XiphosAletheria t1_j209a7h wrote
>But when you write a song or a movie, its not like it has some inherent value to it.
So? Nothing has inherent value to it. That doesn't mean you can't creste things people will find valuable.
>You assign some value to it and if enough people agree on the value you placed, you can sell that thing to generate wealth.
Yes, right.
>Just because we assigned some abstract value to these things, does not mean it creates wealth out of nowhere.
Of course it does. That is what all wealth is - stuff that people assigned an abstract value to. To create wealth you labor to create something or to do something that either a) at least a few people will put a high value on or b) that a lot of people will put a low value on.
>If people dont agree on the value you placed, they will not give you their wealth and you will not be producing wealth.
Sure, yes, of course. You might try to write a good book and produce crap. You might try to grow a crop of potatoes and overwater them so they all die. You might dig up a bunch of shiny rocks and discover no one wants them. You might compose a song and find no one wants to listen to it.
I said wealth can be produced and grown. I never said you personally had the skill and talent necessary to produce it, or that every effort to do so would succeed. Creating wealth is difficult. It has to be, because economic value is largely a function of scarcity.
Garacious t1_j20absv wrote
What im trying to say is, wealth and value are seperate things. Of course wealth can be produced and grown, im not arguing that. But to produce that wealth, first someone needs to agree on the value you placed on something, and they need to actually give you their wealth in order for you to produce it. Can you answer me how can one generate wealth, or money, without someone else giving up their own wealth?
XiphosAletheria t1_j20i9li wrote
>What im trying to say is, wealth and value are seperate things. Of course wealth can be produced and grown, im not arguing that. But to produce that wealth, first someone needs to agree on the value you placed on something, and they need to actually give you their wealth in order for you to produce it.
Why? You don't normally pay the author of a book you buy for the book before you buy it, do you?
>Can you answer me how can one generate wealth, or money, without someone else giving up their own wealth?
The same way one produces anything - through their own productive effort.
Garacious t1_j20j91a wrote
Okay let me ask something else, what do you think wealth is? Cause i feel like we are talking about completely different things. When i say wealth, i mean the money (or the capital) you own and i think a lot of people will agree with me on that. Also for the book example, you know preordering is a thing right?

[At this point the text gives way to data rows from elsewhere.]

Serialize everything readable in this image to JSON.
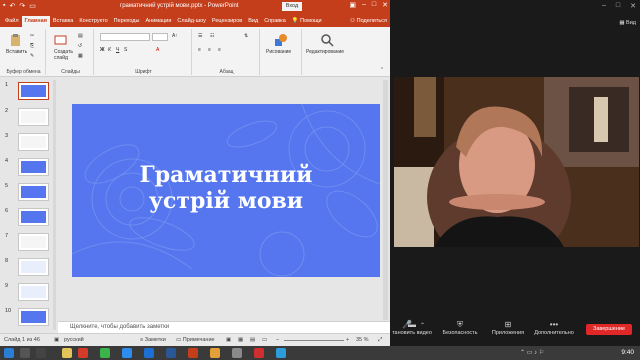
{
  "ppt": {
    "qat_icons": [
      "save-icon",
      "undo-icon",
      "redo-icon",
      "present-icon"
    ],
    "title": "граматичний устрій мови.pptx  -  PowerPoint",
    "signin": "Вход",
    "tabs": [
      "Файл",
      "Главная",
      "Вставка",
      "Конструкто",
      "Переходы",
      "Анимации",
      "Слайд-шоу",
      "Рецензиров",
      "Вид",
      "Справка"
    ],
    "tell_me": "Помощи",
    "share": "Поделиться",
    "ribbon": {
      "paste": "Вставить",
      "clipboard": "Буфер обмена",
      "new_slide": "Создать слайд",
      "slides": "Слайды",
      "font": "Шрифт",
      "paragraph": "Абзац",
      "drawing": "Рисование",
      "editing": "Редактирование"
    },
    "thumb_numbers": [
      "1",
      "2",
      "3",
      "4",
      "5",
      "6",
      "7",
      "8",
      "9",
      "10"
    ],
    "slide": {
      "title_line1": "Граматичний",
      "title_line2": "устрій мови",
      "background": "#5576ee"
    },
    "notes_placeholder": "Щелкните, чтобы добавить заметки",
    "status": {
      "slide_of": "Слайд 1 из 46",
      "language": "русский",
      "notes": "Заметки",
      "comments": "Примечание",
      "zoom": "35 %"
    },
    "accent": "#c43e1c"
  },
  "zoom": {
    "view": "Вид",
    "buttons": [
      {
        "label": "тановить видео",
        "icon": "video-icon"
      },
      {
        "label": "Безопасность",
        "icon": "shield-icon"
      },
      {
        "label": "Приложения",
        "icon": "apps-icon"
      },
      {
        "label": "Дополнительно",
        "icon": "more-icon"
      }
    ],
    "end": "Завершение"
  },
  "taskbar": {
    "time": "9:40"
  }
}
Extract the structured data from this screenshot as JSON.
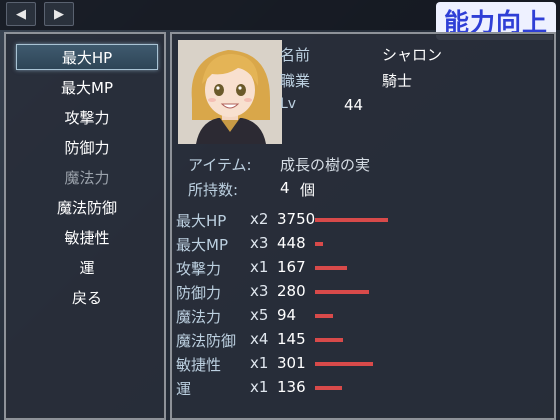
{
  "nav": {
    "prev_label": "◀",
    "next_label": "▶"
  },
  "title": "能力向上",
  "commands": [
    {
      "label": "最大HP",
      "state": "selected"
    },
    {
      "label": "最大MP",
      "state": "normal"
    },
    {
      "label": "攻撃力",
      "state": "normal"
    },
    {
      "label": "防御力",
      "state": "normal"
    },
    {
      "label": "魔法力",
      "state": "disabled"
    },
    {
      "label": "魔法防御",
      "state": "normal"
    },
    {
      "label": "敏捷性",
      "state": "normal"
    },
    {
      "label": "運",
      "state": "normal"
    },
    {
      "label": "戻る",
      "state": "normal"
    }
  ],
  "actor": {
    "name_label": "名前",
    "name": "シャロン",
    "class_label": "職業",
    "class": "騎士",
    "level_label": "Lv",
    "level": "44"
  },
  "item": {
    "item_label": "アイテム:",
    "item_name": "成長の樹の実",
    "count_label": "所持数:",
    "count_value": "4",
    "count_unit": "個"
  },
  "stats": [
    {
      "name": "最大HP",
      "mult": "x2",
      "value": "3750",
      "bar": 0.96
    },
    {
      "name": "最大MP",
      "mult": "x3",
      "value": "448",
      "bar": 0.11
    },
    {
      "name": "攻撃力",
      "mult": "x1",
      "value": "167",
      "bar": 0.42
    },
    {
      "name": "防御力",
      "mult": "x3",
      "value": "280",
      "bar": 0.71
    },
    {
      "name": "魔法力",
      "mult": "x5",
      "value": "94",
      "bar": 0.24
    },
    {
      "name": "魔法防御",
      "mult": "x4",
      "value": "145",
      "bar": 0.37
    },
    {
      "name": "敏捷性",
      "mult": "x1",
      "value": "301",
      "bar": 0.76
    },
    {
      "name": "運",
      "mult": "x1",
      "value": "136",
      "bar": 0.35
    }
  ],
  "colors": {
    "bar": "#d84a4a",
    "title_text": "#2f3fd6",
    "title_bg": "#eef1ff"
  },
  "icons": {
    "prev": "chevron-left-icon",
    "next": "chevron-right-icon"
  }
}
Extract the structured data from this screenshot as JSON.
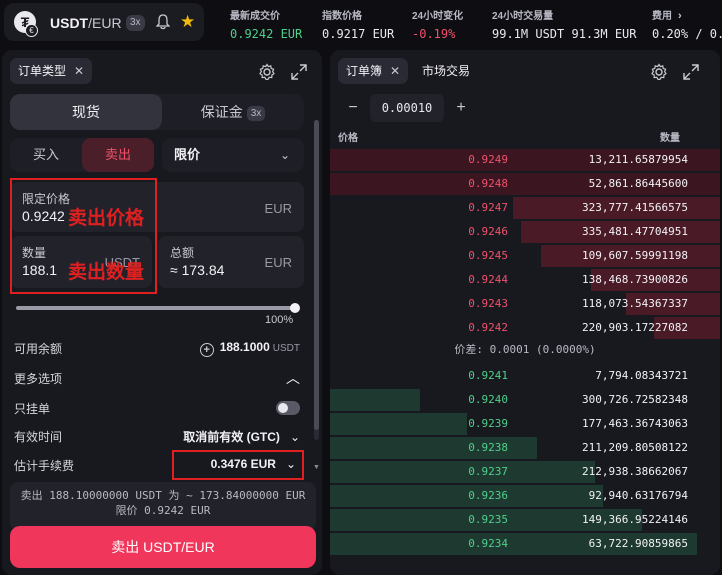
{
  "header": {
    "base": "USDT",
    "quote": "/EUR",
    "leverage": "3x",
    "stats": [
      {
        "label": "最新成交价",
        "value": "0.9242 EUR",
        "color": "green"
      },
      {
        "label": "指数价格",
        "value": "0.9217 EUR",
        "color": "white"
      },
      {
        "label": "24小时变化",
        "value": "-0.19%",
        "color": "red"
      },
      {
        "label": "24小时交易量",
        "value": "99.1M USDT  91.3M EUR",
        "color": "white"
      },
      {
        "label": "费用",
        "value": "0.20% / 0.",
        "color": "white"
      }
    ]
  },
  "order_panel": {
    "tab_label": "订单类型",
    "market_type_spot": "现货",
    "market_type_margin": "保证金",
    "margin_leverage": "3x",
    "buy_label": "买入",
    "sell_label": "卖出",
    "order_type": "限价",
    "price_field": {
      "label": "限定价格",
      "value": "0.9242",
      "currency": "EUR"
    },
    "qty_field": {
      "label": "数量",
      "value": "188.1",
      "currency": "USDT"
    },
    "total_field": {
      "label": "总额",
      "value": "≈ 173.84",
      "currency": "EUR"
    },
    "annotation_price": "卖出价格",
    "annotation_qty": "卖出数量",
    "slider_percent": "100%",
    "available_label": "可用余额",
    "available_value": "188.1000",
    "available_unit": "USDT",
    "more_options": "更多选项",
    "post_only": "只挂单",
    "tif_label": "有效时间",
    "tif_value": "取消前有效 (GTC)",
    "fee_label": "估计手续费",
    "fee_value": "0.3476 EUR",
    "summary_line1": "卖出 188.10000000 USDT 为 ~ 173.84000000 EUR",
    "summary_line2": "限价 0.9242 EUR",
    "submit_label": "卖出 USDT/EUR"
  },
  "orderbook": {
    "tab_book": "订单簿",
    "tab_trades": "市场交易",
    "step_value": "0.00010",
    "col_price": "价格",
    "col_qty": "数量",
    "spread": "价差: 0.0001 (0.0000%)",
    "asks": [
      {
        "price": "0.9249",
        "qty": "13,211.65879954",
        "depth": 1.0
      },
      {
        "price": "0.9248",
        "qty": "52,861.86445600",
        "depth": 1.0
      },
      {
        "price": "0.9247",
        "qty": "323,777.41566575",
        "depth": 0.53
      },
      {
        "price": "0.9246",
        "qty": "335,481.47704951",
        "depth": 0.51
      },
      {
        "price": "0.9245",
        "qty": "109,607.59991198",
        "depth": 0.46
      },
      {
        "price": "0.9244",
        "qty": "138,468.73900826",
        "depth": 0.33
      },
      {
        "price": "0.9243",
        "qty": "118,073.54367337",
        "depth": 0.24
      },
      {
        "price": "0.9242",
        "qty": "220,903.17227082",
        "depth": 0.17
      }
    ],
    "bids": [
      {
        "price": "0.9241",
        "qty": "7,794.08343721",
        "depth": 0.0
      },
      {
        "price": "0.9240",
        "qty": "300,726.72582348",
        "depth": 0.23
      },
      {
        "price": "0.9239",
        "qty": "177,463.36743063",
        "depth": 0.35
      },
      {
        "price": "0.9238",
        "qty": "211,209.80508122",
        "depth": 0.53
      },
      {
        "price": "0.9237",
        "qty": "212,938.38662067",
        "depth": 0.68
      },
      {
        "price": "0.9236",
        "qty": "92,940.63176794",
        "depth": 0.7
      },
      {
        "price": "0.9235",
        "qty": "149,366.95224146",
        "depth": 0.8
      },
      {
        "price": "0.9234",
        "qty": "63,722.90859865",
        "depth": 0.94
      }
    ]
  },
  "colors": {
    "ask_bar": "#4a1a26",
    "ask_bar_full": "#3b1620",
    "bid_bar": "#1e3a30",
    "sell_accent": "#f0365a",
    "annotation": "#e02020"
  }
}
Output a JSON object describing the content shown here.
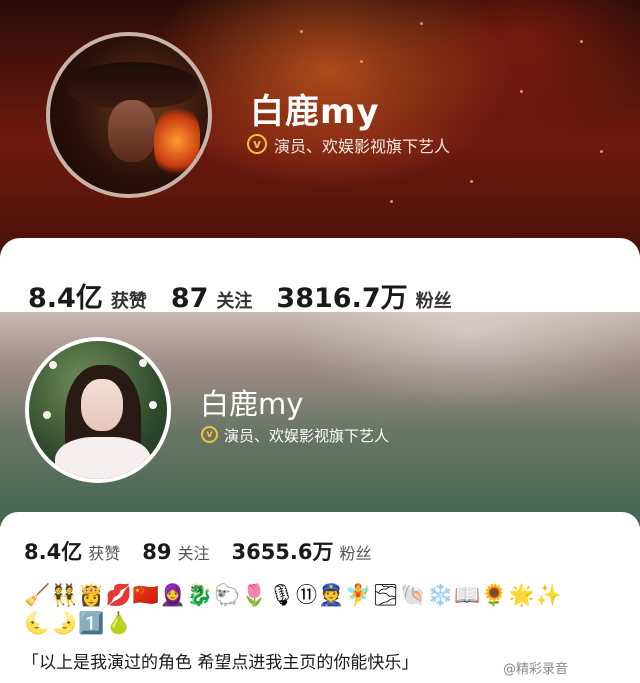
{
  "profile_top": {
    "name": "白鹿my",
    "verified_badge_icon": "v-badge-icon",
    "verification": "演员、欢娱影视旗下艺人",
    "stats": [
      {
        "value": "8.4亿",
        "label": "获赞"
      },
      {
        "value": "87",
        "label": "关注"
      },
      {
        "value": "3816.7万",
        "label": "粉丝"
      }
    ],
    "badge_letter": "v"
  },
  "profile_bottom": {
    "name": "白鹿my",
    "verified_badge_icon": "v-badge-icon",
    "verification": "演员、欢娱影视旗下艺人",
    "stats": [
      {
        "value": "8.4亿",
        "label": "获赞"
      },
      {
        "value": "89",
        "label": "关注"
      },
      {
        "value": "3655.6万",
        "label": "粉丝"
      }
    ],
    "badge_letter": "v",
    "emoji_row_1": "🧹👯👸💋🇨🇳🧕🐉🐑🌷🎙⑪👮🧚🌫🐚❄️📖🌻🌟✨",
    "emoji_row_2": "🌜🌛1️⃣🍐",
    "bio": "「以上是我演过的角色 希望点进我主页的你能快乐」"
  },
  "watermark": "@精彩录音"
}
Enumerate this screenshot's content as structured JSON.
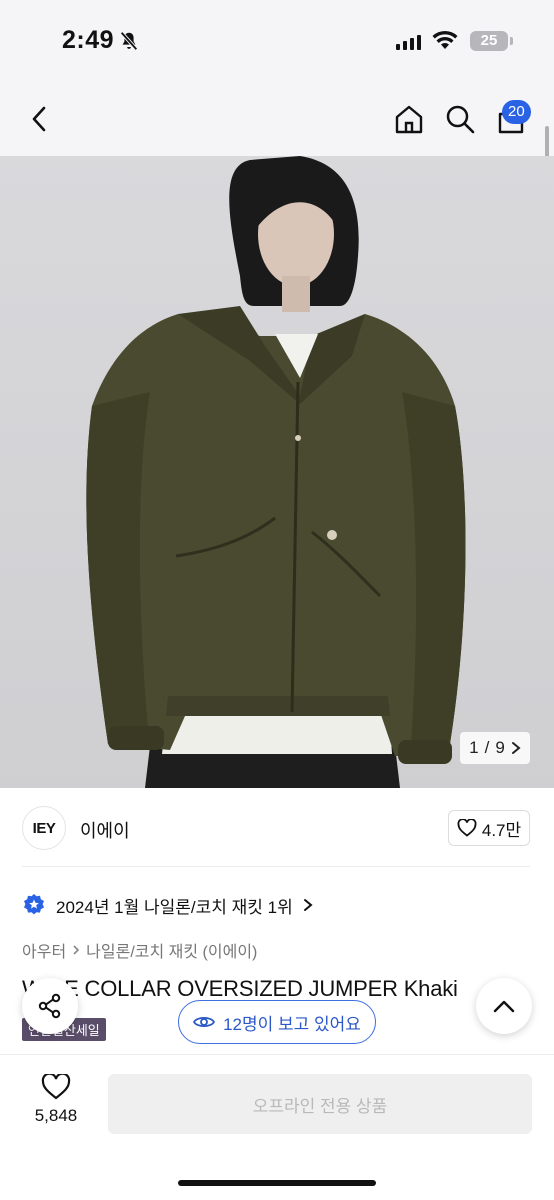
{
  "status_bar": {
    "time": "2:49",
    "battery": "25"
  },
  "nav": {
    "cart_count": "20"
  },
  "gallery": {
    "current": "1",
    "separator": "/",
    "total": "9"
  },
  "brand": {
    "logo_text": "IEY",
    "name": "이에이",
    "likes": "4.7만"
  },
  "ranking": {
    "text": "2024년 1월 나일론/코치 재킷 1위"
  },
  "breadcrumb": {
    "category": "아우터",
    "subcategory": "나일론/코치 재킷 (이에이)"
  },
  "product": {
    "title": "WIDE COLLAR OVERSIZED JUMPER Khaki",
    "sale_tag": "연말결산세일"
  },
  "viewers": {
    "text": "12명이 보고 있어요"
  },
  "bottom": {
    "wish_count": "5,848",
    "buy_label": "오프라인 전용 상품"
  },
  "colors": {
    "accent": "#2a62e6",
    "jacket": "#4a4a30",
    "sale_tag_bg": "#5a4d6a"
  }
}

XiphosAletheria t1_j20lufh wrote
Money isn't wealth - it's just a symbol for it, so you don't have to barter item for item. Wealth is what the money stands for - which is basically anything people are willing to trade you for.
Garacious t1_j20n53r wrote
So... capital. Money is a symbol for capital. Its amazing how much of a selective reader you are. Also if you read your own comment a few more times you can see that trade is an important element of wealth. People trade their wealth with each other, so no one actually creates wealth out of thin air.